I mean, yes, AWS isn’t going to not take your money if you’re using their service. And no, it’s not some murky snake pit. There are some nuances but on the whole it’s pretty clear.

Anyway I was talking more about cloudwatch monitoring, including tracing all API calls. The billing is secondary: someone has been in his account and might have exfiltrated everything.

[csakon]

I agree that it should have been noticed earlier from a few vantage points. I'm managing over a dozen contractors which varies from dev to marketing to customer support, operations, sales, financials, investor relations, etc. Everything could be better, but it's a business and the squeaky wheel gets the oil. I never fathomed the squeaky wheel was going to be AWS usage charges.

I myself have never created an instance, I set up the account then gave access to the devs. I only log into the account to provide new access to devs that need it and none of them are full time.

Ultimately the responsibility lies with me, but I would disagree that my dev team is clueless. Rather they're working on development, not watching what the servers are doing on a daily basis so I think that's a bit unfair.

[orf]

Let me get this right: you give a parade of short-term contractors access to your production AWS account, presumably without proper permission segmentation, and neglect to do anything _other_ than that?

I assume you revoke access later, but I doubt you audit anything that they may have done (like create keys that outlive their access) in the account or that any of it is version controlled or traceable.

And you’re surprised you’re in this situation?

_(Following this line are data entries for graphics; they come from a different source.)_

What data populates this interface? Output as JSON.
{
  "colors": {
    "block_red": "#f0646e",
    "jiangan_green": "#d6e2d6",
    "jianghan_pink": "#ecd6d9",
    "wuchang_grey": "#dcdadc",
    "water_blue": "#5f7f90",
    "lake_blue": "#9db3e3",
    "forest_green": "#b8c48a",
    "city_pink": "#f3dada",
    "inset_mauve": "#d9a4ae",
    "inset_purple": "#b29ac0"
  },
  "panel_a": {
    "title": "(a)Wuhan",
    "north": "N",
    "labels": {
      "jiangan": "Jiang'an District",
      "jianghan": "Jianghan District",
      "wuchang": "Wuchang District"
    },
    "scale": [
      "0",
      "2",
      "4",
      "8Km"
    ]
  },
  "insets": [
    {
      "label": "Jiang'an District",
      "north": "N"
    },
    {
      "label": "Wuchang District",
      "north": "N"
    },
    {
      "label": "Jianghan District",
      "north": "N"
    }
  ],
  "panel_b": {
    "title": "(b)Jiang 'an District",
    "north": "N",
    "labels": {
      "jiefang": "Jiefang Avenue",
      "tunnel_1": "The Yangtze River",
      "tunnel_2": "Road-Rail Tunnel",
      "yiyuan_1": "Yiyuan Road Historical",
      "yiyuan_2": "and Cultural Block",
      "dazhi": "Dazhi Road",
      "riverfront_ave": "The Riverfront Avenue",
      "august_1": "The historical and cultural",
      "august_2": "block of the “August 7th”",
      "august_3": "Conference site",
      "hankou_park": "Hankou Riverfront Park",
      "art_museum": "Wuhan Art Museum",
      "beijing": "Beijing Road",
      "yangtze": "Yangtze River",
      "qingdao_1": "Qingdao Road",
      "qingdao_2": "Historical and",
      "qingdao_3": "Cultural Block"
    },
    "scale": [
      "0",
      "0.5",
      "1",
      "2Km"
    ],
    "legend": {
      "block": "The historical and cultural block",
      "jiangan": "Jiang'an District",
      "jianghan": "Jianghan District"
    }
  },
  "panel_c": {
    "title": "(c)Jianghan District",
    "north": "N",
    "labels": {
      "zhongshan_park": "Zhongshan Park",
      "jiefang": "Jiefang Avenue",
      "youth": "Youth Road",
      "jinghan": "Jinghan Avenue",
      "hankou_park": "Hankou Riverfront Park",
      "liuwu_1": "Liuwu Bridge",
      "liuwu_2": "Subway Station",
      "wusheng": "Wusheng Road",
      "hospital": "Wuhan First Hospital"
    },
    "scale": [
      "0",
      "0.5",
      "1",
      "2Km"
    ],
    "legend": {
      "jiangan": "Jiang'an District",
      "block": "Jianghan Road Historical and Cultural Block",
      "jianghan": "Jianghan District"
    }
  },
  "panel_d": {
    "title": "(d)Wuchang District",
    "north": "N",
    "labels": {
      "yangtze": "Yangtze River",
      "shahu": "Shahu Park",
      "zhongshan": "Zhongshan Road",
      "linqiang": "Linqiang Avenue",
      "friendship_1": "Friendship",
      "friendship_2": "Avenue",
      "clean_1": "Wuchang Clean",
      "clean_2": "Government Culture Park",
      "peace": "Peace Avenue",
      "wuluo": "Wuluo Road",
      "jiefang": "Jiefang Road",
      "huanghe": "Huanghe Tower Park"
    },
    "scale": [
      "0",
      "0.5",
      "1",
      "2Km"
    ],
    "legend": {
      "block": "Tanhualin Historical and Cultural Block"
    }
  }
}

And fair enough, you pay your contractors to do a specific job. None of them are going to point out that the way you’re managing your infrastructure is pretty slow and inefficient, or that perhaps there’s a better way to do any of what you’re doing on AWS that is cheaper, faster, more secure and that might give you a far quicker iteration time with the added advantage that you won’t fall apart with a surprise bill like this. They, after all, are working on “development”.

[asdfthrowawayyy]

Economy of scale is an indispensable aspect of any competent engineering effort. Any reasonably adept AWS engineer would always include cost considerations for any change to AWS backend architecture, including helping the client decide which service tier makes the most sense for a particular application's use case...

[xtracto]

> I realize (now) that CloudWatch exists, but not sure why this isn't standard.

CloudWatch is standard AWS, or what do you mean?

Amazon gives you all the tools to monitor your usage and management of the cloud. You did not use those tools, had sloppy security and now it is Amazon's fault?

Take it as an expensive lesson learned. And get someone who knows what they are doing in AWS to administer it. Maybe your company was pennywise pound foolish by not having someone who knew AWS?